Many of his supporters have said that he would not have wanted to know that supplies and help were easily attainable nearby, that the whole point of his adventure was surviving the unkown. But, that's the probalem many of us who grew up out west have with his story. Going into the wild unprepared is not only stupid and suicidal, it shows a certain lack of respect for the very forces of nature he insisted he wanted to get in touch with.
Good point Bill. I think ultimately the book speaks to two different truths.
1. A good jaunt across the country or the globe can open a persons eyes wider than they ever imagined.
2. Disrespecting nature can be the worst mistake you'll ever make, and the last.
My reading of Krakauer's original article in Outside was that he was mostly a victim of bad luck.
He avoided crossing a raging river and waited for it to recede -- that shows and elemental respect for nature -- but he got sick and couldn't hunt/forage for food because he was too weak.
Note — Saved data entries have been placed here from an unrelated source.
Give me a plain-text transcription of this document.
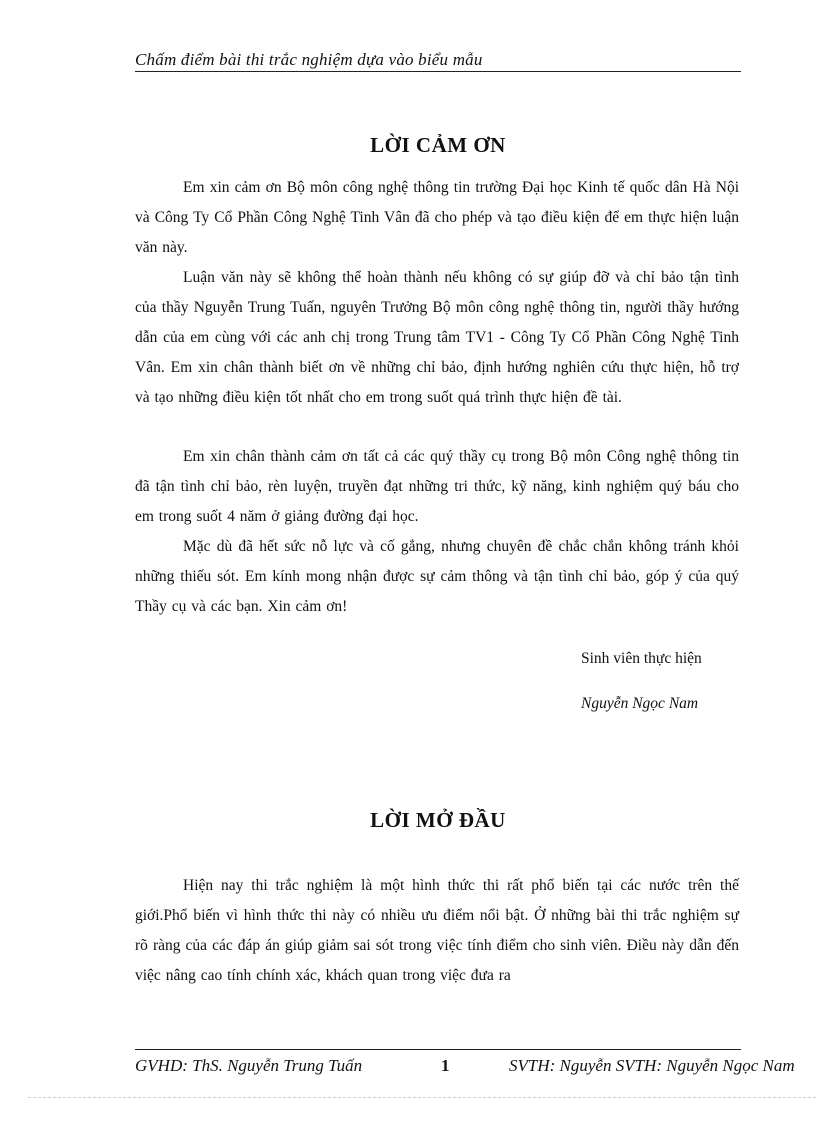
Chấm điểm bài thi trắc nghiệm dựa vào biểu mẫu
LỜI CẢM ƠN
Em xin cảm ơn Bộ môn công nghệ thông tin trường Đại học Kinh tế quốc dân Hà Nội và Công Ty Cổ Phần Công Nghệ Tinh Vân đã cho phép và tạo điều kiện để em thực hiện luận văn này.
Luận văn này sẽ không thể hoàn thành nếu không có sự giúp đỡ và chỉ bảo tận tình của thầy Nguyễn Trung Tuấn, nguyên Trưởng Bộ môn công nghệ thông tin, người thầy hướng dẫn của em cùng với các anh chị trong Trung tâm TV1 - Công Ty Cổ Phần Công Nghệ Tinh Vân. Em xin chân thành biết ơn về những chỉ bảo, định hướng nghiên cứu thực hiện, hỗ trợ và tạo những điều kiện tốt nhất cho em trong suốt quá trình thực hiện đề tài.
Em xin chân thành cảm ơn tất cả các quý thầy cụ trong Bộ môn Công nghệ thông tin đã tận tình chỉ bảo, rèn luyện, truyền đạt những tri thức, kỹ năng, kinh nghiệm quý báu cho em trong suốt 4 năm ở giảng đường đại học.
Mặc dù đã hết sức nỗ lực và cố gắng, nhưng chuyên đề chắc chắn không tránh khỏi những thiếu sót. Em kính mong nhận được sự cảm thông và tận tình chỉ bảo, góp ý của quý Thầy cụ và các bạn. Xin cảm ơn!
Sinh viên thực hiện
Nguyễn Ngọc Nam
LỜI MỞ ĐẦU
Hiện nay thi trắc nghiệm là một hình thức thi rất phổ biến tại các nước trên thế giới.Phổ biến vì hình thức thi này có nhiều ưu điểm nổi bật. Ở những bài thi trắc nghiệm sự rõ ràng của các đáp án giúp giảm sai sót trong việc tính điểm cho sinh viên. Điều này dẫn đến việc nâng cao tính chính xác, khách quan trong việc đưa ra
GVHD: ThS. Nguyễn Trung Tuấn	1	SVTH: Nguyễn SVTH: Nguyễn Ngọc Nam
Krakauer theorized he ate a poisonous root similar to an edible potato, but that's only an educated guess.
The world's best climbers fall off cliffs and die; avalanches kill premiere alpinists.
I've just seen the Sean Penn film of this story.
Of course it was "suicidal", or rather reckless. He couldn't take having been lied to about his origins and I think he was trying to uproot himself and start afresh. Trouble is you can't.
And underneath recklessness is anger, grief. He was a lost child.